By starting with a simple aggregation of raw CPU utilization of some machines in the data center, the company can get an idea of how much resource is being used. By “raw” utilization, I mean at first assume that all machines are equal and a percent of utilization on one machine is the same on another machine. There are plenty of flaws with this plan, but let’s look at the positives:

  • The number can be obtained quickly, at low cost, and unobtrusively in a production environment (back to the intern with the clipboard)

  • Utilization in Level 1 is a percentage, so unit-less. Easy to understand for CxO

  • Using an industry-standard benchmark, like SPECint_rate 2006, converts into work units (SPEC operations)

  • An average utilization figure, and an uncertainty band, can be calculated

  • Total capacity of the IT equipment can be calculated (answer to “how much do we have?”)

  • More analysis can be done by adding adjustments for CPU clock speed and architecture differences

  • Can easily be moved to counting transactions of key business-critical systems

As an organization matures in its measurement of productivity, more and more sophisticated methods can be used. Accounting for differences between processors, beginning to count critical transactions, developing business-oriented Key Performance Indicators that point out the relationship between IT transactions and revenue or costs are all ways to enhance the performance assessment.

ACK-poo! Comparing to Others

Plenty of flaws, yes, but they don’t outweigh the positives of having simple utilization and capacity numbers. Up through Level 2, where industry standard benchmarks are used to convert utilization into operations completed, organizations could begin to compare themselves to others (with the same caveats as early PUE comparisons).

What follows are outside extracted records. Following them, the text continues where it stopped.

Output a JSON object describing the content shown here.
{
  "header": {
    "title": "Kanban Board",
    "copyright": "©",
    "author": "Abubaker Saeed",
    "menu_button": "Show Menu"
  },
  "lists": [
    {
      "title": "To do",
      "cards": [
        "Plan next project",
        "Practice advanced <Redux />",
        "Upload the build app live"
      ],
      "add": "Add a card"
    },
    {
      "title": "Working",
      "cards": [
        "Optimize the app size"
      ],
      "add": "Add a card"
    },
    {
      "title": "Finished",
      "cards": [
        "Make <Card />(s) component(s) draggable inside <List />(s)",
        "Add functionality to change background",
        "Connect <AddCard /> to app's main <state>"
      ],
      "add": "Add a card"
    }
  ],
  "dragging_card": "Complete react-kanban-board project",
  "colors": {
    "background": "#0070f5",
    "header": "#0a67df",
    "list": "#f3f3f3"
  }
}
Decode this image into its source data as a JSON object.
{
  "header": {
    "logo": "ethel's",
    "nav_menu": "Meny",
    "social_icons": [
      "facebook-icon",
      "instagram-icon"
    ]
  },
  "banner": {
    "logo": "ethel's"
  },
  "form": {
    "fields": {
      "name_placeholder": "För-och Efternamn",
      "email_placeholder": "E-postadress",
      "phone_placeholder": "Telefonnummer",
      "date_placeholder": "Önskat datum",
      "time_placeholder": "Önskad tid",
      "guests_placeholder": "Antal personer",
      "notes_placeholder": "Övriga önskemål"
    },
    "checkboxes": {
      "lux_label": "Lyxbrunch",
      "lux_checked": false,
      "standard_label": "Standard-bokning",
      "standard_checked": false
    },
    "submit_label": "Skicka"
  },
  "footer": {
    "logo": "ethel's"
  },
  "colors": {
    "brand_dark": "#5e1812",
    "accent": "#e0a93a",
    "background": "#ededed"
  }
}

To me, the best thing that could happen is a bunch of people could start calculating and publishing Aggregated Average CPU Utilization (AACPUU, or ACK-poo!? Bleah. Needs a new acronym). Then analysts can pick it apart, telling why it’s so wrong, how it can be gamed. Then everyone will secretly calculate their value and say “Phew” or “Oh My Goodness!” when they find out how good or bad they are compared to others. Then real change will happen.

A simple metric like aggregated CPU utilization will show organizations how much capacity they have and how much they are using it. I urge everyone to send an intern into the data center, collect the data on 1000 machines this summer, and see how valuable it is. Make real change in your organization, let the experts argue amongst themselves.

Endnotes:

1The Green Grid, "Global Leaders from Industry and Government Reach Agreement for Measuring Data Center Energy Productivity." Mar 14, 2014.

2Dave, Anderson, et al. The Green Grid, "A Framework for Data Center Energy Productivity." Apr 2008.

3Judge, Peter. TechWeek Europe, "Data Centre Productivity Will Be Measured In Kittens Per KWh." Mar 26, 2014.

Suggested DCMM table is not approved by or associated with The Green Grid.